Differential D20929

Add a UMA option to support cross domain frees while preserving locality for first-touch zones.
ClosedPublic
Actions

Authored by jeff on Jul 12 2019, 12:55 AM.

Details

Reviewers

glebius
gallatin
markj
alc
kib

Commits

rS350659: Add two new kernel options to control memory locality on NUMA hardware.

Summary

This makes an optional cross-domain free bucket for memory freed to a different domain than it was allocated from. This gives us support for precise first-touch domains that won't mix memory. If you have a zone which does mix allocs and frees at a significant rate it can eventually bottleneck while freeing memory. I may address that in a follow-up patch if there is enough interest.

Combined with increased thread locality this can offer significant performance improvements for targeted workloads.
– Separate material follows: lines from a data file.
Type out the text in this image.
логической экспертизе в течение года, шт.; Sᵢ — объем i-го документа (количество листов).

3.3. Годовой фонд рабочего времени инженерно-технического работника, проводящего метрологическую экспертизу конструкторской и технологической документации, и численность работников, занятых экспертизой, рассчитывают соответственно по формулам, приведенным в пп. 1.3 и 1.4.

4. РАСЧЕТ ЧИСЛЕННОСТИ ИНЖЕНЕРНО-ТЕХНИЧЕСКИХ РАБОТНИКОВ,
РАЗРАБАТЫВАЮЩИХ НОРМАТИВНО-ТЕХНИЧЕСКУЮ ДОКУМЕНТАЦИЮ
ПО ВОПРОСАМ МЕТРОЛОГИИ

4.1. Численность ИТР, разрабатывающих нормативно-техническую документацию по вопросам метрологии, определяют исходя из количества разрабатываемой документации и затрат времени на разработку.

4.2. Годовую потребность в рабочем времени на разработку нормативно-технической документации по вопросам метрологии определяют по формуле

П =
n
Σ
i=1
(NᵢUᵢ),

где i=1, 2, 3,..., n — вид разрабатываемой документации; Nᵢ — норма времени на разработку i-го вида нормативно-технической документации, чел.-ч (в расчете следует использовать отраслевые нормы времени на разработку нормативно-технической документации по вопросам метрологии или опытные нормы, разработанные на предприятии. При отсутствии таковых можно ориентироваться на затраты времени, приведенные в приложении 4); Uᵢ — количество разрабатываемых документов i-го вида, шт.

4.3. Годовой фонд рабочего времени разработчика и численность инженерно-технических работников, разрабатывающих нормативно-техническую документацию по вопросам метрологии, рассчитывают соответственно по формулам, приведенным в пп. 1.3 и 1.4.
It is likely not generally faster so it is hidden behind an option for now.

Diff Detail

Repository

rS FreeBSD src repository - subversion

Lint

Lint Not Applicable

Unit

Tests Not Applicable

Event Timeline

jeff created this revision.Jul 12 2019, 12:55 AM

Harbormaster completed remote builds in B25307: Diff 59668.Jul 12 2019, 12:55 AM

jeff retitled this revision from Add a UMA option to support cross domain frees while preserving locality for first-touch zones. to Add a UMA option to support cross domain frees while preserving locality for first-touch zones..Jul 12 2019, 12:58 AM

jeff edited the summary of this revision. (Show Details)

jeff added reviewers: glebius, gallatin, markj, alc, kib.

gallatin accepted this revision.Jul 12 2019, 12:28 PM

This revision is now accepted and ready to land.Jul 12 2019, 12:28 PM

kib accepted this revision.Jul 22 2019, 12:03 PM

alc added inline comments.Jul 29 2019, 4:19 PM

sys/vm/uma_core.c
3083–3084 ↗	(On Diff #59668)	I'm curious why you didn't choose to compute (or lookup) the address of the slab header and use its us_domain field here.

jeff added inline comments.Jul 29 2019, 5:34 PM

sys/vm/uma_core.c
3083–3084 ↗	(On Diff #59668)	I believe this is cheaper. You can touch a very small amount of read-only global memory to calculate the domain assuming that you're allocating from the direct mapped region. I actually have a version of vm_phys_domain() which operates only from math, not a table, but found it isn't necessary so far. Roughly, you subtract the pci-e hole and divide the resulting address by the size of each domain. To get to the slab we need a couple extra steps and a cache line that we don't otherwise need.